There are no other parallels with grotesque politicians who may as well be cartoon characters getting close to high political office. None.

Plausibility rating: 0 out of 5

Christmas special (2015)

Episode: White Christmas

Premise 1: Everyone has a device implanted in their eyes that gives them constant internet access. One application of this is to secretly get live dating/pick-up artistry advice.

As with “The Entire History of You”, there’s nothing particularly unfeasible about the underlying technology here. There’s already an app called Relationup that offers live chat with “relationship advisers” who can help you get through a date; another called Jyst claims to have solved the problem by allowing users to get romantic advice from a community of anonymous users. Or you could, you know, just smile and ask them about themselves.
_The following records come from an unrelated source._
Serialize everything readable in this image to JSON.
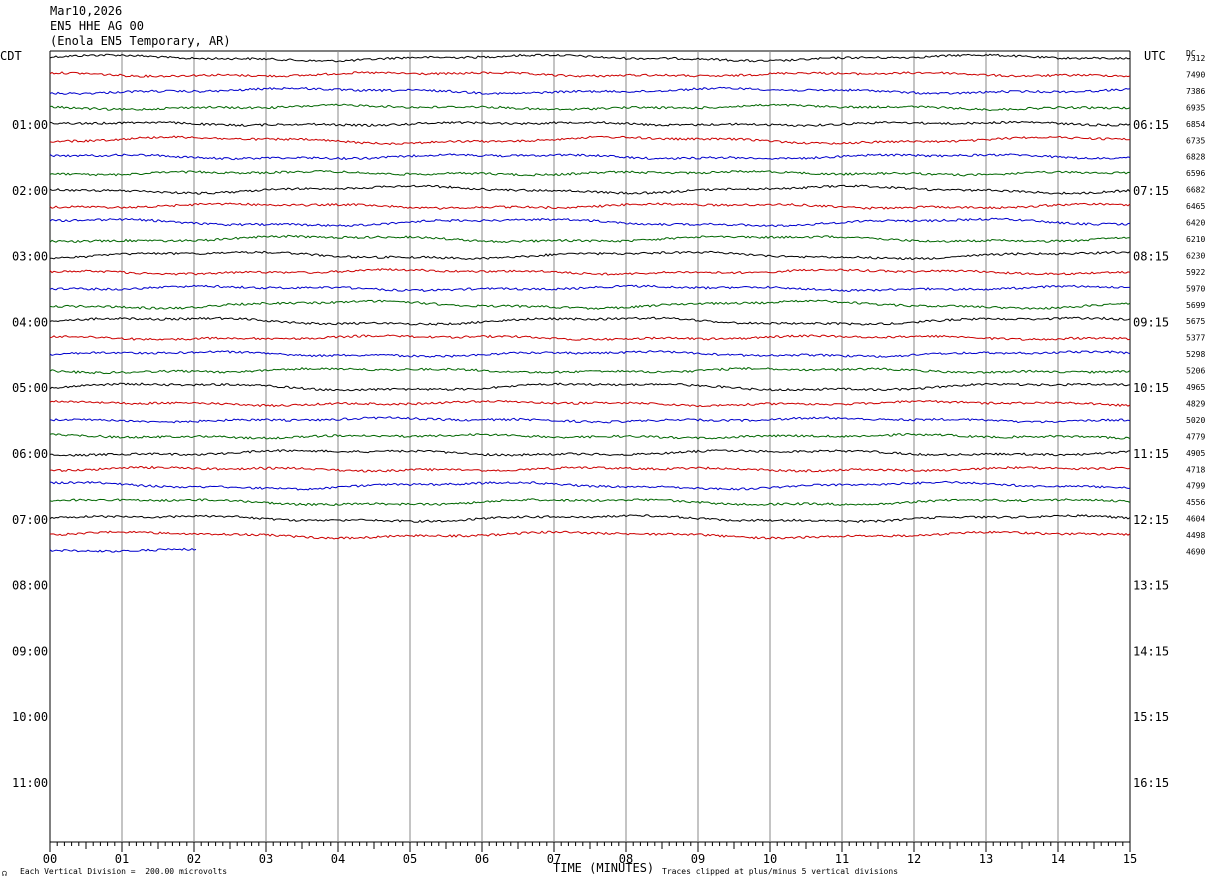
{
  "header": {
    "date": "Mar10,2026",
    "station": "EN5 HHE AG 00",
    "location": "(Enola EN5 Temporary, AR)"
  },
  "left_tz": "CDT",
  "right_tz": "UTC",
  "dc_label": "DC",
  "footer": {
    "scale_note": "Each Vertical Division =  200.00 microvolts",
    "clip_note": "Traces clipped at plus/minus 5 vertical divisions",
    "corner_mark": "☊"
  },
  "chart_data": {
    "type": "line",
    "xlabel": "TIME (MINUTES)",
    "x_ticks": [
      "00",
      "01",
      "02",
      "03",
      "04",
      "05",
      "06",
      "07",
      "08",
      "09",
      "10",
      "11",
      "12",
      "13",
      "14",
      "15"
    ],
    "xlim": [
      0,
      15
    ],
    "left_hour_labels": [
      "01:00",
      "02:00",
      "03:00",
      "04:00",
      "05:00",
      "06:00",
      "07:00",
      "08:00",
      "09:00",
      "10:00",
      "11:00"
    ],
    "right_hour_labels": [
      "06:15",
      "07:15",
      "08:15",
      "09:15",
      "10:15",
      "11:15",
      "12:15",
      "13:15",
      "14:15",
      "15:15",
      "16:15"
    ],
    "trace_colors": [
      "#000000",
      "#cc0000",
      "#0000cc",
      "#006600"
    ],
    "grid": true,
    "dc_offsets": [
      "7312",
      "7490",
      "7386",
      "6935",
      "6854",
      "6735",
      "6828",
      "6596",
      "6682",
      "6465",
      "6420",
      "6210",
      "6230",
      "5922",
      "5970",
      "5699",
      "5675",
      "5377",
      "5298",
      "5206",
      "4965",
      "4829",
      "5020",
      "4779",
      "4905",
      "4718",
      "4799",
      "4556",
      "4604",
      "4498",
      "4690"
    ],
    "last_trace_minutes": 2.05
  }
}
Plausibility rating: 4 out of 5

Premise 2: Human personalities can be copied into electronic devices. These copies then have their spirits crushed and are forced to become the ultimate personalised version of Siri, running your life to your exact tastes.

The Blue Brain Project research group last year announced they’d modelled a small bit of rat brain as a stepping stone to a full simulation of the human brain, so, we’re getting there.

But even if it is theoretically possible, using an entire human personality to make sure your toast is always the right shade of brown seems like overkill. What about the risk of leaving your life in the hands of a severely traumatised version of yourself? What if that bathwater at “just the right” temperature turns out to be scalding hot because the digital you didn’t crack in quite the right way?

Plausibility rating: 1 out of 5

Premise 3: There’s a real-life equivalent of a social media block: once blocked, you can’t see or hear the person who has blocked you. This can also be used as a criminal punishment and people classed as sex offenders are automatically blocked by everyone.

Again, the technology involved is not outrageous. But even if you have not worried about the direct effect of such a powerful form of social isolation on the mental health of criminals, letting them wander around freely in this state is likely to have fairly unfortunate consequences, sooner or later. It’s almost as if it’s just a powerful image to end a TV drama on, rather than a feasible policy suggestion.

Plausibility rating: 2 out of 5

Series 3 of Black Mirror is out on Friday 21 October on Netflix.